Şubat ayının başında askersiz Lefkoşa kampanyasını başlattık. Süreç, istediğimiz hızda olmasa da giderek büyümektedir.
İki kitle toplantısı gerçekletirdik, üçüncü için çalışmalarımız önemli bir noktaya geldi.
Çeşitli destek mesajları da gelmeye devam ediyor, yani kampanya destekleri ile birlikte büyümektedir…
Bu süreç içinde en çok üstünde durup açıklama yapmak zorunda kaldığımız “mümkün mü?” sorusu oldu…
Evet, mümkün…
Arkasından gelen sorular “yani gerçekten mümkün olduğuna inanıyor musun?”…
Evet diye başlayan cevaplarımıza hem Türkçe hem de Yunanca konuşan Kıbrıslılar, tebessümle karşılık veriyor. Kimi hayalci olduğumuzu söylüyor…
Toplantılarda örgüt temsilcileri bunun “mümkün” (!) kılınması için öneriler sunuyorlar, yapılmaması gerekenleri, olanaklı olanları sıralıyorlar…
Ama istemenin, hayalini kurmanın büyüsünü kimse hatırlamıyor…
Evet, askersiz bir Lefkoşa istiyoruz, nasıl mı?
Tüm askeri birliklerin Lefkoşa’yı terk etmesi ile, mümkün mü?
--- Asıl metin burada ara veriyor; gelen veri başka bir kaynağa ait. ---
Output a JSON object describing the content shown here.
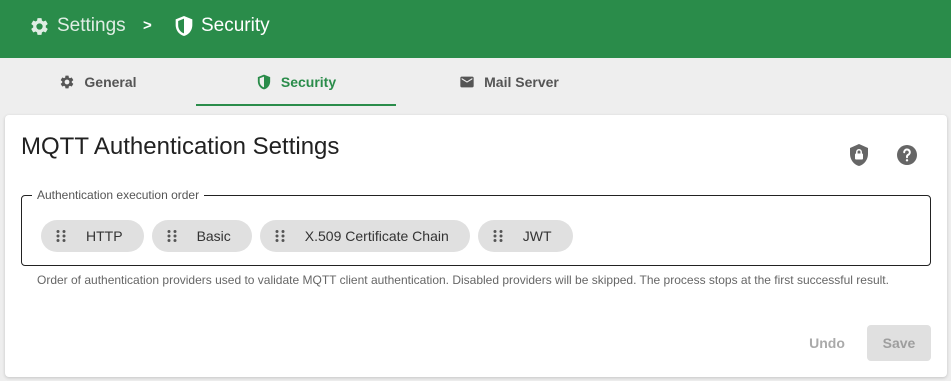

Evet on binler isterse mümkün ama önce beyinlerimizdeki ‘sus emirlerine’ itaat etmemeyi öğrenebilirsek…
Biz iktidar değiliz, nasıl yapacaklarına, bu askeri nereye koyacaklarına kendileri karar versin, biz istiyoruz…
Bu ülkenin yurttaşları, askeri gerginliklerden yeterince çekmiş bireyler ve namlunun ucunda yaşamaktan usananlar olarak bu gerginliğin sona erdirilmesini talep etmemiz hiç de zor değil… talep edebilmek için önce böylesi bir Lefkoşa’nın düşünü kurabilmek, her metre karesine onlarca silahın düştüğü bu coğrafyada bunlarsız da yaşanabileceğini hayalini göz önüne getirebilmek gerek…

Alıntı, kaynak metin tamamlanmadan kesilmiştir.